The sound of a family’s kisses, a piano performance by Chopin while hot liquid wax is poured on the keyboard or the soundscape of Times Square in New York, are some of the works of a multisensory exhibition of Latin American sound art in Miami.

The exhibition “Beyond the sounds of silence: Latin American artists who connect art, sound and society” brings together 40 works by twenty artists from this region at the Lowe Art Museum of the University of Miami (UM), where “the sound it is the primordial element: hearing, feeling, perceiving,” Andriana Herrera, curator of the exhibition, told GLM.

EXPAND THE WAY WE RELATE TO REALITY

It is, in the words of Herrera, the first multi-sensory exhibition of Latin American “sound art” to be held on the East Coast of the United States, an exhibition that explores and expands “our way of relating to reality and listening,” of “opening more our senses to small things, places or the language of animals”.

An exhibition, he says, that encourages the visitor to delve into a “landscape full of sound fragments of reality” while watching video-performances, hologram projections, women’s voices speaking in Aymara or listening to whistling bottles (an instrument originating in Ecuador).

This artistic commitment hybridizes technology, poetic practices, art, forms of memory and perception in three different conceptual parts: sound instruments, the presence of indigenous and African legacies (recorded objects or sounds that connect with ancestral rituals) and sound art.

Thus, the Mexican Manuel Rocha Iturbide presents drawings as if they were scores that have the potential to be interpreted musically, if the different strokes are codified. Or disassembled pieces of an old piano “that accompanied him during his life and is today a tribute” to this instrument, says Herrera, from the Aluna Curatorial Collective.

A DEAF FLOOR

Tatiana Blass (Brazil, 1979) offers a performance, video and installation entitled “Piano sordo”, a series of works on the relationship between sound and silence that combines live performance, a grand piano and liquid wax.

A pianist plays pieces from Chopin’s “Nocturnes” and as he performs, several men pour hot liquid wax and petroleum jelly inside the piano until it goes out of tune and its sound becomes deafening.

The exhibition includes artists from 10 countries (Argentina, Bolivia, Brazil, Chile, Colombia, Cuba, Mexico, Peru, Uruguay and Venezuela) and delves into “the relationship between forms and languages ​​in musical instruments”, including the human voice, and “indigenous traditions and contemporary art”.

Through 19 spheres suspended in electromagnetic fields, Colombian Alba Triana explores the connection between our tangible physical environment and the imperceptible forces that govern the natural world.

Cecilia Paredes, from Peru, recreates, for her part, a bronze trumpet from the pre-Hispanic Andean world that emits a note like that of a lament in memory of “the basic rights of the Andean peoples who have been silenced.”

And the Uruguayan Richard Garet, inspired by the American composer, artist and philosopher John Cage, presents “Sonochrome”, a multimedia installation with moving image projection and canvases with speakers and a multimedia player.

WE HAVE FORGOTTEN TO LISTEN

Garet’s most striking proposal in this exhibition is the work “Perceptual: Sonic Landscape/Midnight Blink”, which collects the sounds from the perimeter of Times Square to create a soundscape and develop a moving image.

This sound expression has its origin in the vibrations of the electronic billboards in Times Square that the Uruguayan artist collected every night between June 1 and 30, 2015 as part of the Midnight Moment program.

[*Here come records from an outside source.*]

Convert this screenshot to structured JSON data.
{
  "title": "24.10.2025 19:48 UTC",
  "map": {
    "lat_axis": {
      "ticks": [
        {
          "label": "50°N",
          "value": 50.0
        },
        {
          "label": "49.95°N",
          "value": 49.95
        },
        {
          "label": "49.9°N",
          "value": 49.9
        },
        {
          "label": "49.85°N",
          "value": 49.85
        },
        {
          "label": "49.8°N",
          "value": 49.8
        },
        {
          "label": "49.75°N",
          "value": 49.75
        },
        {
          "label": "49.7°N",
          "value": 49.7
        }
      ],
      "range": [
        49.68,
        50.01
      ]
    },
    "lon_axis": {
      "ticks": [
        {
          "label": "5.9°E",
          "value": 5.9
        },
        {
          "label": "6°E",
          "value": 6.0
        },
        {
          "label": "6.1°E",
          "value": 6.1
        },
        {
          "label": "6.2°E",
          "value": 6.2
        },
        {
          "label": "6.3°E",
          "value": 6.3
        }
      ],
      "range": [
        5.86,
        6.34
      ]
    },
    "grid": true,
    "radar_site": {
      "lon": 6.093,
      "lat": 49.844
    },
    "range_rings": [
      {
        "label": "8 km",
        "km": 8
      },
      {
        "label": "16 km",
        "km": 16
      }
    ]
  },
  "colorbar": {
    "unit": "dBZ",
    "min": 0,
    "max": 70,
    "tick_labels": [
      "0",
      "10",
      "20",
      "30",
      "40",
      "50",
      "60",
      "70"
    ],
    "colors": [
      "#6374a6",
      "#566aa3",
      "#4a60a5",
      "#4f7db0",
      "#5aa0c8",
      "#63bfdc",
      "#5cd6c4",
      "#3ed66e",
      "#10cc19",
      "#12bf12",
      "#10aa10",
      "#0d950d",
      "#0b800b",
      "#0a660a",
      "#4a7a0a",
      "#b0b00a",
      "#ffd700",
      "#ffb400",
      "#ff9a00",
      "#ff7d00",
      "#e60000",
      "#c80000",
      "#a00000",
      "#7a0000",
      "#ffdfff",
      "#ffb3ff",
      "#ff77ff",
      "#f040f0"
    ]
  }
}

For Herrera, co-founder of the Aluna Art Foundation together with Willy Castellano, one of the useful lessons of this exhibition is “the need” to learn “other ways of listening” to the world and thus “expand and open” more the senses to the things around us.

“We are in the world, but we do not hear. The sounds of the world tell stories and we are not used to listening to them”, like the family kisses collected in this exhibition that will remain open to the public at the Lowe’s Museum, in Coral Gables, until next October 2nd.